Herbert John Webber
Herbert John Webber (December 27, 1865 – January 18, 1946) was an American plant physiologist, professor emeritus of sub-tropical horticulture, and former director of the University of California Citrus Experiment Station. Webber was the author of several publications on horticulture, member of numerous professional horticultural and agricultural associations, and made many contributions to this field over the course of life.
Webber was born in Lawton, Michigan on December 27, 1865 to John Milton Webber and Rebecca Ann Bradt. In 1867, the family moved west to Marshalltown, Iowa where they would remain for the next fifteen years before moving on to Lincoln, Nebraska in 1883. On September 8, 1890 Webber married Lucene Anna Hardin. The couple had four children: Eugene Frances (Webber) Morrison, Fera Ella (Webber) Shear, Herbert Earl Webber, and John Milton Webber.
Webber attended Willow Hill school followed by the Albion Seminary for his primary school education.

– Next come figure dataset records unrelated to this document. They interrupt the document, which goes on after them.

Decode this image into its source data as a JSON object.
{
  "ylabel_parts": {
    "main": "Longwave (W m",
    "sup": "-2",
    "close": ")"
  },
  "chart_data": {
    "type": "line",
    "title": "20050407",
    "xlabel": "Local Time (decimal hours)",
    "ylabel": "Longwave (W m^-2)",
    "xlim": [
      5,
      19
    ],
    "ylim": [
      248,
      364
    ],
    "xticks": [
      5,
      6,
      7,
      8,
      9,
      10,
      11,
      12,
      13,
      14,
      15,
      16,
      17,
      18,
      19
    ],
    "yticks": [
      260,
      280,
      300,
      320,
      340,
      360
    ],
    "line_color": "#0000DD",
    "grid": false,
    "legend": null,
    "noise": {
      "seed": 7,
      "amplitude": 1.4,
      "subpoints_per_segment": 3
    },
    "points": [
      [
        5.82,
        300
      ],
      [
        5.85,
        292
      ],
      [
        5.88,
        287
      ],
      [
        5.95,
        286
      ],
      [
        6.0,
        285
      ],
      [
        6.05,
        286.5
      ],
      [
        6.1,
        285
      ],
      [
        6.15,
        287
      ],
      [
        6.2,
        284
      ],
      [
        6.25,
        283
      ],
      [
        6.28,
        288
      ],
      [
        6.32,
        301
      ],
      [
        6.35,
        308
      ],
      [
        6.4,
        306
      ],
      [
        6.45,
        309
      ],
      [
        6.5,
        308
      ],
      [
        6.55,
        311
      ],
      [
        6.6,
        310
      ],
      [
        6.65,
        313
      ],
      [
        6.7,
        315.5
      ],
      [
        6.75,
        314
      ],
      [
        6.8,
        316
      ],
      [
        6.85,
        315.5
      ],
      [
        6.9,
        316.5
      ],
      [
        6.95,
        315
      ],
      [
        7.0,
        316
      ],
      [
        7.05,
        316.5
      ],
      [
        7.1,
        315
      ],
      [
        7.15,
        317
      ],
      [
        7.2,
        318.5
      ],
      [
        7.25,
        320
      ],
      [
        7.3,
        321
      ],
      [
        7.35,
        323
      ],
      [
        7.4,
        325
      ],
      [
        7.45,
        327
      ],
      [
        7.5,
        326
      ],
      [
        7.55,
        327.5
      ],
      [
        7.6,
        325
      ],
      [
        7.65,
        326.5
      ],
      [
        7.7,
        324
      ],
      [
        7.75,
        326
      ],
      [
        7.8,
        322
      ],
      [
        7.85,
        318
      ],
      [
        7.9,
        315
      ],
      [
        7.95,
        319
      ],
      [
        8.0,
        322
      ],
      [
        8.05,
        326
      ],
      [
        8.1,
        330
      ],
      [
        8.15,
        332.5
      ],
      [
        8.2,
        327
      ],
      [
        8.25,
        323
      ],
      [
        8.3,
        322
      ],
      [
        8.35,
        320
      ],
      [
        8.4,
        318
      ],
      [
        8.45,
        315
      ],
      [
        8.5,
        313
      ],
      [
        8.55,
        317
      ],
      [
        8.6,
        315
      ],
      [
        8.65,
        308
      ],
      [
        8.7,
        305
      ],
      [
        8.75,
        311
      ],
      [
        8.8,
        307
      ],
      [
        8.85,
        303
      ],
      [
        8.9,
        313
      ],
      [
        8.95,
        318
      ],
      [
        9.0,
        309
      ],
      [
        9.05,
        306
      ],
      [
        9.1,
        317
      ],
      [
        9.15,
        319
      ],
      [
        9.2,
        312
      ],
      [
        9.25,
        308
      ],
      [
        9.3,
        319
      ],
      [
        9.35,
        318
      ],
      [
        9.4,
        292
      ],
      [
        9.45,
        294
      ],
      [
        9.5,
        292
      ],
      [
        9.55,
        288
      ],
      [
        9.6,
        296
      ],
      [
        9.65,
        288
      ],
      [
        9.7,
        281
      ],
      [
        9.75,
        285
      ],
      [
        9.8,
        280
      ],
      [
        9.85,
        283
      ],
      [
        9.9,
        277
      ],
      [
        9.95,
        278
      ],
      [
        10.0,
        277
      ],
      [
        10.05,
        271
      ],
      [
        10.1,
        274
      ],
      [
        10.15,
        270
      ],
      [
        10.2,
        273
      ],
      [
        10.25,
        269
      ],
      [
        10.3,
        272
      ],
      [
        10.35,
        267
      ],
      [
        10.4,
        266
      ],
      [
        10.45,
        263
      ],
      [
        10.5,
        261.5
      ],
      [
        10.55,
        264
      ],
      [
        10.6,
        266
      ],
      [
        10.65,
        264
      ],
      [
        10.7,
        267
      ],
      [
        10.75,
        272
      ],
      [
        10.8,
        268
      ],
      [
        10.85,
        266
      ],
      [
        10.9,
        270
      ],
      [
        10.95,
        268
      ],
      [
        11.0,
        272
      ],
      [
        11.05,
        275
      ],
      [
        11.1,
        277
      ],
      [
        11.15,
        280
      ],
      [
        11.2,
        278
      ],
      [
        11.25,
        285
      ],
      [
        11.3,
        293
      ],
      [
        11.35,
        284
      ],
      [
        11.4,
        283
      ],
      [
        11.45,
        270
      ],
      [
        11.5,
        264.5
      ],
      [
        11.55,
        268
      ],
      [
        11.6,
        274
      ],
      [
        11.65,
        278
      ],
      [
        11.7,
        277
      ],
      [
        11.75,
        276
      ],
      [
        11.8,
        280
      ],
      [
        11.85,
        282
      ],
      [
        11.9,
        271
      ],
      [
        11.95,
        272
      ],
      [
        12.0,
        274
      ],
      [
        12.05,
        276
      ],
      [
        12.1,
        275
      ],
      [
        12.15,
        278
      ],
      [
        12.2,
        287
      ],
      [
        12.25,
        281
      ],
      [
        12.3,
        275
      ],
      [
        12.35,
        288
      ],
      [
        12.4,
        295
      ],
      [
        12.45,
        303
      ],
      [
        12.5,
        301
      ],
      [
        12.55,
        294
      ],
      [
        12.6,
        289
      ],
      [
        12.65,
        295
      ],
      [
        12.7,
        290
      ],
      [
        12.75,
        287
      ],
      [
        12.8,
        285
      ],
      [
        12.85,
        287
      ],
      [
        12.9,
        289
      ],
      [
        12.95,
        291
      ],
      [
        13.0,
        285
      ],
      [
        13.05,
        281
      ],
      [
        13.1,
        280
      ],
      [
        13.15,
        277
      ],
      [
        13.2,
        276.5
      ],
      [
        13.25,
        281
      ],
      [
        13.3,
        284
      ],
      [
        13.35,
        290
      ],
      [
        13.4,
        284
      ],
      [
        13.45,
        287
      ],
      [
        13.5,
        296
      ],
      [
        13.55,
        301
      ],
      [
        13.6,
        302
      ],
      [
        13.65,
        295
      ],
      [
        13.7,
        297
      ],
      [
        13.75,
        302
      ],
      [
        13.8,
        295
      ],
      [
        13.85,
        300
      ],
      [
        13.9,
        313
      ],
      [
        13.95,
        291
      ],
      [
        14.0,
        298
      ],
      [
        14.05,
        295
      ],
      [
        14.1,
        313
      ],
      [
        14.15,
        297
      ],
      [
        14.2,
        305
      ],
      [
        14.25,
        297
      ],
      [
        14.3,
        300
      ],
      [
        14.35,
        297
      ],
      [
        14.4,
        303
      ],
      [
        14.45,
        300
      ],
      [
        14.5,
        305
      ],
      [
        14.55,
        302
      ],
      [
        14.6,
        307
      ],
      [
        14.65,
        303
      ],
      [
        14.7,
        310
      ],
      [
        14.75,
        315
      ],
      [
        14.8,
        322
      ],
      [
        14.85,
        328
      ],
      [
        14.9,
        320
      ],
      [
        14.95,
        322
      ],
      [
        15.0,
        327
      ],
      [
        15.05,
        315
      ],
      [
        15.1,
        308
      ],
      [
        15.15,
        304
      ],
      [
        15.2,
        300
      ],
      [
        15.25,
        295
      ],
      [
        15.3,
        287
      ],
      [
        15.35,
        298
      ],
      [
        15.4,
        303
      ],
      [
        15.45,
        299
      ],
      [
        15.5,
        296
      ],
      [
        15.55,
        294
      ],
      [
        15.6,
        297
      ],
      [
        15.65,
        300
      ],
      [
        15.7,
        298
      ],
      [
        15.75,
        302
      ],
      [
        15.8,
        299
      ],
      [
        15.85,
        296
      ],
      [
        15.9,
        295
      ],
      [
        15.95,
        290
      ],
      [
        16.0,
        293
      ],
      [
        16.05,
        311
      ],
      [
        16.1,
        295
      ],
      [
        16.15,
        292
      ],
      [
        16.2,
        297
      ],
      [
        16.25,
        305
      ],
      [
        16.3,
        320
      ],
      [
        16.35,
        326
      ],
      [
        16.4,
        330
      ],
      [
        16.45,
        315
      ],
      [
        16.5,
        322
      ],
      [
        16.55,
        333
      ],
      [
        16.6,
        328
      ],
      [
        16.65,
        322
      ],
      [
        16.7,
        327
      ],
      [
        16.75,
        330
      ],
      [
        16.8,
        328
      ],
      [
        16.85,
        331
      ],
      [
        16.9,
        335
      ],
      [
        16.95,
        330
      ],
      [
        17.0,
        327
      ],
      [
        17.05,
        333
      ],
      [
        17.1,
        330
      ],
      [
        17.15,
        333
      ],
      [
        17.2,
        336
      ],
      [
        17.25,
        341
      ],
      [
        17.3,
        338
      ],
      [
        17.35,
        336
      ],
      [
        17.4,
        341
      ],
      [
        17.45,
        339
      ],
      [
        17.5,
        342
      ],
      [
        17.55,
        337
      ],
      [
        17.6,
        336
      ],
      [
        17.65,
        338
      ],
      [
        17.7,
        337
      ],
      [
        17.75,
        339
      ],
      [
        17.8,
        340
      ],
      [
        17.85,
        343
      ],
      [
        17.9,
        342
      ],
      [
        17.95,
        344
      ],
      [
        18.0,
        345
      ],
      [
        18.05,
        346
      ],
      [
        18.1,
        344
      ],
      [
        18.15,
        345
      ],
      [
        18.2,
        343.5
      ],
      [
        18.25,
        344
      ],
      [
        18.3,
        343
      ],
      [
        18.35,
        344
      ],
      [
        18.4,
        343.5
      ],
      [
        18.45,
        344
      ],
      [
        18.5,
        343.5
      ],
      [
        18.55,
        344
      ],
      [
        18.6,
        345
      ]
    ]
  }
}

He obtained his Bachelor's of Science degree in 1889, and later Master's degree, from the University of Nebraska. In 1900 he received his Ph.D. from Washington University in St. Louis.
Webber worked for the United States Department of Agriculture where he investigated orange diseases in Florida (1893–1897) and from 1889 to 1907 had charge of the department's plant-breeding investigations. He served as professor of experimental plant biology at Cornell (1907–1908), where subsequently he was acting director (1909–1910) and Professor of Plant Breeding (1910–1912) in Cornell University's New York State College of Agriculture. In 1912 he went to the University of California to be director of the Citrus Experiment Station, dean of the Graduate School of Tropical Agriculture, and professor of plant breeding. With Swingle he originated citranges, a hardy citrous fruit, by hybridization. He retired from active service in 1936.
Herbert J. Webber coined the word “clone” in 1903 and was the first to use it to describe a colony of organisms derived asexually from a single progenitor. Webber’s contribution to “a more exact expression to our thoughts” found quick acceptance among scientists.
He was on the editorial board of the famous work The Citrus Industry which is now in public domain.